La sfida di Obama
Il presidente Obama ci riprova dopo cinquant’anni e fa la sua dichiarazione di guerra alla povertà.
Correva l’anno 1964 quando il democratico Lyndon Baines Johnson, noto come il presidente dei “diritti civili” e della “guerra alla povertà”, diventa il 36º presidente degli Stati Uniti d’America, dopo l’assassinio di Kennedy a Dallas, il 22 novembre 1963.
Il neo eletto lancia subito il suo programma per la realizzazione della “Great Society”, attuando diverse riforme per migliorare la vita degli americani meno abbienti (si contavano 36 milioni di poveri) come il rinforzo del sistema sanitario e l’approvazione del “Civil Right Act of 1964” per l’integrazione degli immigrati africani in America.
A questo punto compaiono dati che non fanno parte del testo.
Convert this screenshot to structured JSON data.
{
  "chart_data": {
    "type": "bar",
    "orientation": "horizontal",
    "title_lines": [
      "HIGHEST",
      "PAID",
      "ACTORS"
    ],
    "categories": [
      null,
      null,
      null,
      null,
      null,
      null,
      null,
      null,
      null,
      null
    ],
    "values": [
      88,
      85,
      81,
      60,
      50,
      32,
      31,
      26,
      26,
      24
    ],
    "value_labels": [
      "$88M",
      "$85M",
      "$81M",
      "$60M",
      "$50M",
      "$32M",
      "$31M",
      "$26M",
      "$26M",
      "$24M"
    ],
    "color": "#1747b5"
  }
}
Dopo mezzo secolo molte cose sono cambiate ma per parafrasare il Vangelo “i poveri sono sempre con noi” e oggi negli Usa la povertà riguarda oltre 40 milioni di persone che vivono al limite della sopravvivenza, guadagnando meno di 11.490 dollari l’anno. Decisamente troppi per il presidente Usa sono coloro che “non hanno la possibilità di avere successo”: una situazione a cui porre rimedio e da cambiare con “l’impegno delle singole persone, delle comunità, del settore privato e del governo”.
Così giovedì Obama ha lanciato il programma per il governo federale, chiamato a combattere la miseria, fornendo incentivi fiscali e aiuti a determinate zone (“Promise zones”, le zone della speranza) come Los Angeles, Philadelphia, San Antonio, la zona sudorientale del Kentucky, la regione dell’Oklahoma e ne seguiranno altre 15.
L’obiettivo principale è quello di creare posti di lavoro, di accrescere la sicurezza economica, di offrire a tutti le stesse opportunità educative, di ampliare il più possibile il numero di case disponibili: la sfida è appena cominciata!